Dr. Jewon Woo, associate professor of English, was selected as one of the 26 national inaugural scholars for the Mellon/ACLS Community College Fellowship. Led by the American Counsel of Learned Societies (ACLS), the fellowship supports research projects from humanities and social science faculty who teach at two-year colleges. The scholars who conduct research on a wide range of topics, bring their findings back to their classrooms and communities. The foundation provides money to foster their studies, and in the process build up community with the fellowship.
In her proposal, titled From Archival Absence to Digital Presence: (Dis)Covering the 19th-Century Black Press in Ohio, Dr. Woo’s project, “investigates the 19th-century Black Press in Ohio through archival and Digital Humanities tools to illuminate its distinctively collaborative editorship.” Dr.

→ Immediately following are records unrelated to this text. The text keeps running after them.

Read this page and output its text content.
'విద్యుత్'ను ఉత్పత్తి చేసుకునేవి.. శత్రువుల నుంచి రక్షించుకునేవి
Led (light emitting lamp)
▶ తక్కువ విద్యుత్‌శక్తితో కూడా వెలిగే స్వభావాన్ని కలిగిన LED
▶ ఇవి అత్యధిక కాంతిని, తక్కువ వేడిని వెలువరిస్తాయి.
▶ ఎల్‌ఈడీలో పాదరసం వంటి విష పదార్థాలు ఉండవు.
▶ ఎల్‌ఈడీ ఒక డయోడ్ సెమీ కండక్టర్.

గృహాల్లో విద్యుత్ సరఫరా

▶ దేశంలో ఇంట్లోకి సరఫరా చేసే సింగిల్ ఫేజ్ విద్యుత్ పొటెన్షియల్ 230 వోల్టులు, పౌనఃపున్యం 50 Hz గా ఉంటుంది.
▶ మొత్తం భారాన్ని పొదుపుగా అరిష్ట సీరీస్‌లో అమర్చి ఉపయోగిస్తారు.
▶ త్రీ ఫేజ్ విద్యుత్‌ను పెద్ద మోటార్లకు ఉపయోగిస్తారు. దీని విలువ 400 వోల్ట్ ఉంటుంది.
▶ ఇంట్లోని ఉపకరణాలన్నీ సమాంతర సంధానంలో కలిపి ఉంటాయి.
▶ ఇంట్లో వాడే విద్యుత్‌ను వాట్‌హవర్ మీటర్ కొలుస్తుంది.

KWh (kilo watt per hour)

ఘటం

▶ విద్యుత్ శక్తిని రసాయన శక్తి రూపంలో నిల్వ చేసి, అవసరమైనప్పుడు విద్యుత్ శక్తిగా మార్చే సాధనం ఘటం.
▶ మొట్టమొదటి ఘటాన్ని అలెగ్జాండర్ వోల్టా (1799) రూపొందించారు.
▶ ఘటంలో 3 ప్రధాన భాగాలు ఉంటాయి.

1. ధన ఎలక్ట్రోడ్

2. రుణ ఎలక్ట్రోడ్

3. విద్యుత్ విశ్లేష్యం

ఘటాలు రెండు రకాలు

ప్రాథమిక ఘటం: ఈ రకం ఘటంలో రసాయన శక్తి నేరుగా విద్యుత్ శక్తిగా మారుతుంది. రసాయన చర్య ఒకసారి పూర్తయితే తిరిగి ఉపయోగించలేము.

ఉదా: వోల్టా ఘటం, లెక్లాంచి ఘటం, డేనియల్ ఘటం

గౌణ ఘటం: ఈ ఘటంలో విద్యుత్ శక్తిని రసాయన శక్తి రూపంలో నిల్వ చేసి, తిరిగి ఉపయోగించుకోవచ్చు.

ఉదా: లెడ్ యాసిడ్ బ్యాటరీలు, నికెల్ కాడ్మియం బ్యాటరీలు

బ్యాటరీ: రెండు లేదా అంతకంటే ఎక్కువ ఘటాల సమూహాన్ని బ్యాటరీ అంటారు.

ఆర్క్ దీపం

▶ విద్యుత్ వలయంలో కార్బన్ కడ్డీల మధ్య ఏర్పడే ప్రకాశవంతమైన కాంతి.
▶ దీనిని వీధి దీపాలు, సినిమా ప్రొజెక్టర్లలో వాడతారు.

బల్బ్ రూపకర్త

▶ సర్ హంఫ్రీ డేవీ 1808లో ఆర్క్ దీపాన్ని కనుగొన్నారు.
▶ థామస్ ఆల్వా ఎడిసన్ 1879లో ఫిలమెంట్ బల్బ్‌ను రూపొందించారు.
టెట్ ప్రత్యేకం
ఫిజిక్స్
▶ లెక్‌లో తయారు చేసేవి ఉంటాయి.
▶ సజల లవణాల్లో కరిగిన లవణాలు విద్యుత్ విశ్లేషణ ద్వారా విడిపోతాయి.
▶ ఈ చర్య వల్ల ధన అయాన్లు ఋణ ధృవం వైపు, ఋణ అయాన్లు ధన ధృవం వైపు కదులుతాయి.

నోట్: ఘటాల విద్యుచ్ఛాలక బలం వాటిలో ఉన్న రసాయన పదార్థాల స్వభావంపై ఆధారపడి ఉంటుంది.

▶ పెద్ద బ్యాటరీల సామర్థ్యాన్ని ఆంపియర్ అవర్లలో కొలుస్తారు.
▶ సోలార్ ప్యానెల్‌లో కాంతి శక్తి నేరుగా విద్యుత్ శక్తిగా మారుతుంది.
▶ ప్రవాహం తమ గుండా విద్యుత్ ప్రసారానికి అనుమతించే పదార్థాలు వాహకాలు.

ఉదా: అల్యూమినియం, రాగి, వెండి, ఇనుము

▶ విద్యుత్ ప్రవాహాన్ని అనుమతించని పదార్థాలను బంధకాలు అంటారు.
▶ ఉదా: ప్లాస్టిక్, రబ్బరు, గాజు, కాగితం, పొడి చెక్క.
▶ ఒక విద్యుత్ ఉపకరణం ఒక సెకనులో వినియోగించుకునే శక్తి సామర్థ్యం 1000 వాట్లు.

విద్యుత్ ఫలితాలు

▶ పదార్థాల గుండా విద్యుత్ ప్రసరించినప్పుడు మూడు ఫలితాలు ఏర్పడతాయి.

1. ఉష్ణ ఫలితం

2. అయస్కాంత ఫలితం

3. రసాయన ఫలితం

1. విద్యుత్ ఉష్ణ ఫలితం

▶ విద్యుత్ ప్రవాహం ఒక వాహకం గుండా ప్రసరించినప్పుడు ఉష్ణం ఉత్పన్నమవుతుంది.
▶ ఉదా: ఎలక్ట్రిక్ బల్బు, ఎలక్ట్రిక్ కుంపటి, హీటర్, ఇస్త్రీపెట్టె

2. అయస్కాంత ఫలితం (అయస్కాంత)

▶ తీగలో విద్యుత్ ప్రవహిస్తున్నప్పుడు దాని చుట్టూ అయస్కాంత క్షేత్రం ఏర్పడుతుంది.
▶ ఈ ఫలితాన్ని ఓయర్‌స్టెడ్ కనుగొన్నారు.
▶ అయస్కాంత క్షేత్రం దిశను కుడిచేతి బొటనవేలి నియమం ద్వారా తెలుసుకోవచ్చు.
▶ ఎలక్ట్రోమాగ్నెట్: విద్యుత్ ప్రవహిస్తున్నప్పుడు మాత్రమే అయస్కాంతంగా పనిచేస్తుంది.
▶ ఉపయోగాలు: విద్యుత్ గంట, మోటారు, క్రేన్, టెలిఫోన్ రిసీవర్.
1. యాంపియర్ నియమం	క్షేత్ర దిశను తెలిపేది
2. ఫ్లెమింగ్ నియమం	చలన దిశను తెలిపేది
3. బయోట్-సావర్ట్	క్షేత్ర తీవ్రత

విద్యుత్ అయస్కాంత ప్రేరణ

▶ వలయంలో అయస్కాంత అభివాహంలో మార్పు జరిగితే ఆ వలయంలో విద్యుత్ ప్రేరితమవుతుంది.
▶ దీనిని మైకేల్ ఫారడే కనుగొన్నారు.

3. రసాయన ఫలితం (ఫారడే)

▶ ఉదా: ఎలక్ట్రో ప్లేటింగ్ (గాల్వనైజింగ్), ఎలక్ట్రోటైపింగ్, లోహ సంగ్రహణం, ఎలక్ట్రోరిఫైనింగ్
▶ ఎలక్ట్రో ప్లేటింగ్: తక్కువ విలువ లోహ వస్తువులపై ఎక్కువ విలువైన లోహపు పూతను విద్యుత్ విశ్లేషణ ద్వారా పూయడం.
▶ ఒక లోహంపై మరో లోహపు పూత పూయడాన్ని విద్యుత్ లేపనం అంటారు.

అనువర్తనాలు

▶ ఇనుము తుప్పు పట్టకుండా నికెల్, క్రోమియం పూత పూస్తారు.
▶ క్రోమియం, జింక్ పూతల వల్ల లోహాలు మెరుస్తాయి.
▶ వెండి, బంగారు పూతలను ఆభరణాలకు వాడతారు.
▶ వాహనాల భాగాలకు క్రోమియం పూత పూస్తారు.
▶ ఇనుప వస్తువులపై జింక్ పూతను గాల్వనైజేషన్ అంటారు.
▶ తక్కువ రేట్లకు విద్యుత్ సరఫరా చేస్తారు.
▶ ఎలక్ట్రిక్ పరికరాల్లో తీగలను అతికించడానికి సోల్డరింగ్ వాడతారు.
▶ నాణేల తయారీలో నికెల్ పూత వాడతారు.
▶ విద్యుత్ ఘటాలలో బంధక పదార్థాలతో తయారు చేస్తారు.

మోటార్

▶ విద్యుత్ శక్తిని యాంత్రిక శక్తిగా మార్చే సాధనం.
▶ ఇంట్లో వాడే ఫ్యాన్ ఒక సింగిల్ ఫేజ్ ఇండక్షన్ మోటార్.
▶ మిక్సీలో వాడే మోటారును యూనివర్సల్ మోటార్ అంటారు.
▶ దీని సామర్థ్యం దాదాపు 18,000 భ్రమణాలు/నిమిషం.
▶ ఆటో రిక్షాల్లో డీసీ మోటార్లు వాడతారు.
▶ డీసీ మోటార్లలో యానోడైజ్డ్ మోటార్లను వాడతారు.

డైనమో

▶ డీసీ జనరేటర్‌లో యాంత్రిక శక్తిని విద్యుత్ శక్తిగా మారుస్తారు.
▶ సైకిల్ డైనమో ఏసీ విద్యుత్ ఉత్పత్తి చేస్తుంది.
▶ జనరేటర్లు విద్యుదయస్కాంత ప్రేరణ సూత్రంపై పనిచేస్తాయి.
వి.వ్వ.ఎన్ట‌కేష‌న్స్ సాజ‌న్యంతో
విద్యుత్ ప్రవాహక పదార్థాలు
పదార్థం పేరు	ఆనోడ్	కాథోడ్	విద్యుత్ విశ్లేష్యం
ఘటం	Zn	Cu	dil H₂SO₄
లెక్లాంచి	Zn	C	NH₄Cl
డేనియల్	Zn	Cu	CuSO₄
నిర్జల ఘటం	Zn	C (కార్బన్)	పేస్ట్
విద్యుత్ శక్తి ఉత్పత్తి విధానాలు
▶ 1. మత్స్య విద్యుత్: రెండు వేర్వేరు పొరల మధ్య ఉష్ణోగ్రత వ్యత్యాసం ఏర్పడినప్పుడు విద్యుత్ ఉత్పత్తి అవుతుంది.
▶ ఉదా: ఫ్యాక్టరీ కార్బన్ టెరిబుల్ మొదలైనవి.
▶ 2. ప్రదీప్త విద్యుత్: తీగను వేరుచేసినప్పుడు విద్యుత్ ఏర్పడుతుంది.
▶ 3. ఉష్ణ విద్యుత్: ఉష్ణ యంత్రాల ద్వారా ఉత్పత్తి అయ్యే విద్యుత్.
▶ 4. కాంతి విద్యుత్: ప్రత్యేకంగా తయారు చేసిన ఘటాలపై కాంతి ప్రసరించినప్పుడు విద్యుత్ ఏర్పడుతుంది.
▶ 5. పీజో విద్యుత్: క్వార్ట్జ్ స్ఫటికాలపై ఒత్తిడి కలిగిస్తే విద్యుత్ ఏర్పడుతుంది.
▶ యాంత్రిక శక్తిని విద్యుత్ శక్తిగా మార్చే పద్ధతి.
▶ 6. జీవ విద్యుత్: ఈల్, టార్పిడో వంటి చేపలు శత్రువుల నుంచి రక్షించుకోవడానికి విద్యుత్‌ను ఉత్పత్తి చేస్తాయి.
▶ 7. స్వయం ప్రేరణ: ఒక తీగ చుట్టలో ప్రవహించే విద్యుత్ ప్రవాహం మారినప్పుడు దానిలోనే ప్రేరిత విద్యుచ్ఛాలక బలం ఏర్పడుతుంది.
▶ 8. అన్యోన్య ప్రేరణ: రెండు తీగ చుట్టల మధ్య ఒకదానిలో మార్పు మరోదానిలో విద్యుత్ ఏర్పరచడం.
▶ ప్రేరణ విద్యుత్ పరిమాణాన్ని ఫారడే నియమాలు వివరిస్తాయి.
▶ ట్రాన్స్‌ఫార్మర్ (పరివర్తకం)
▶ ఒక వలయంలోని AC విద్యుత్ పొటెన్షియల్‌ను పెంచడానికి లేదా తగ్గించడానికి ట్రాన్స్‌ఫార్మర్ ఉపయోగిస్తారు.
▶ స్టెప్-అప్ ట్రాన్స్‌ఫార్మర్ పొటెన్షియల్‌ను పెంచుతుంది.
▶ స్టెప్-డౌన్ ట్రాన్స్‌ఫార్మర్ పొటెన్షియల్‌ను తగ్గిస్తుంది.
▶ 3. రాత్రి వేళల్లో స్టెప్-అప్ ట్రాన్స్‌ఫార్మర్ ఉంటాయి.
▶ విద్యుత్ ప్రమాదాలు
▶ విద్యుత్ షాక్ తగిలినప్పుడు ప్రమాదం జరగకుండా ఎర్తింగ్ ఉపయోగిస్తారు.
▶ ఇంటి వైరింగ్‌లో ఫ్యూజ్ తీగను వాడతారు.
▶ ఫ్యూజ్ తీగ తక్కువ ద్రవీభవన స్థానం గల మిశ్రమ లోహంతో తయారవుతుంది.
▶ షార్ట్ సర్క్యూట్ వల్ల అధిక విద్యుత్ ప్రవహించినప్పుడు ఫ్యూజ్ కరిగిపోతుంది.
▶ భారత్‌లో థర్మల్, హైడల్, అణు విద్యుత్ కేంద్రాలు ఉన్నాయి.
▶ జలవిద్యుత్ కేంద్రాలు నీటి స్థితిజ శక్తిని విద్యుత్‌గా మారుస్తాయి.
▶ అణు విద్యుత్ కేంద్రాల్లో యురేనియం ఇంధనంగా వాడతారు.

Woo went on to add that “by filling the gap in the digitization of historic periodicals by curating the under-studied press and also reconsider the place of Black periodicals in literary study to display the hybridity and dynamics of African American’s communal life in 19th-century Ohio.” Finally, she adds, “This study can bring the almost forgotten historic texts to light through the humanistic use of digital technology so that we can learn the complexity of early African American’s communal life.”
Dr. Woo had applied for the fellowship last September and was notified of her selection back at the end of March. When looking back to when she was notified of her selection, Dr. Woo recalls, “shaking and couldn’t believe it at all, and didn’t expect to get it at all.”
President, Dr. Marcia Ballinger, Ph.D was the one who proudly gave Dr. Woo the news of her selection, saying, “We are so proud of [her] for this tremendous distinction and honor. [She] makes us LCCC Proud!”
Dr. Woo mentioned the recognition of the scholars was very important, especially with the fact all were among community colleges. She mentioned that the dedication is overlooked because some belittle community colleges, but is happy community colleges have been recognized.
For being selected among 26 scholars, Dr. Woo will receive a $40,000 grant from The Andrew W. Mellon Foundation. Dr. Woo plans to use the money for more research to develop “a webpage as an open source for the learning public black newspapers published in Ohio by utilizing a set of techniques for text analysts and data visualization.” She also plans to visit communities such as Pittsburg, Columbus, College Park, Cincinnati, and Worcester for more research on black print culture. Dr. Woo also plans to publish an article based on her research, aiming at analysts of African American life.
Dr. Woo was born in South Korea. She was an undergraduate in Korean literature. She loved to write and read, and by chance got to study American literature. “I enjoyed studying as an outsider,” said Dr. Woo. This passion for reading literature led her to reading African American history and literature, saying she was “enchanted” by them.”
Dr. Woo earned her first master’s degree in Comparative Literature at the Seoul National University in South Korea. Through an exchange program she had an opportunity to study for her second MA in English at the University of Northern Iowa, and eventually earned her Ph.D. at the University of Minnesota by focusing on American Literature and African Diaspora.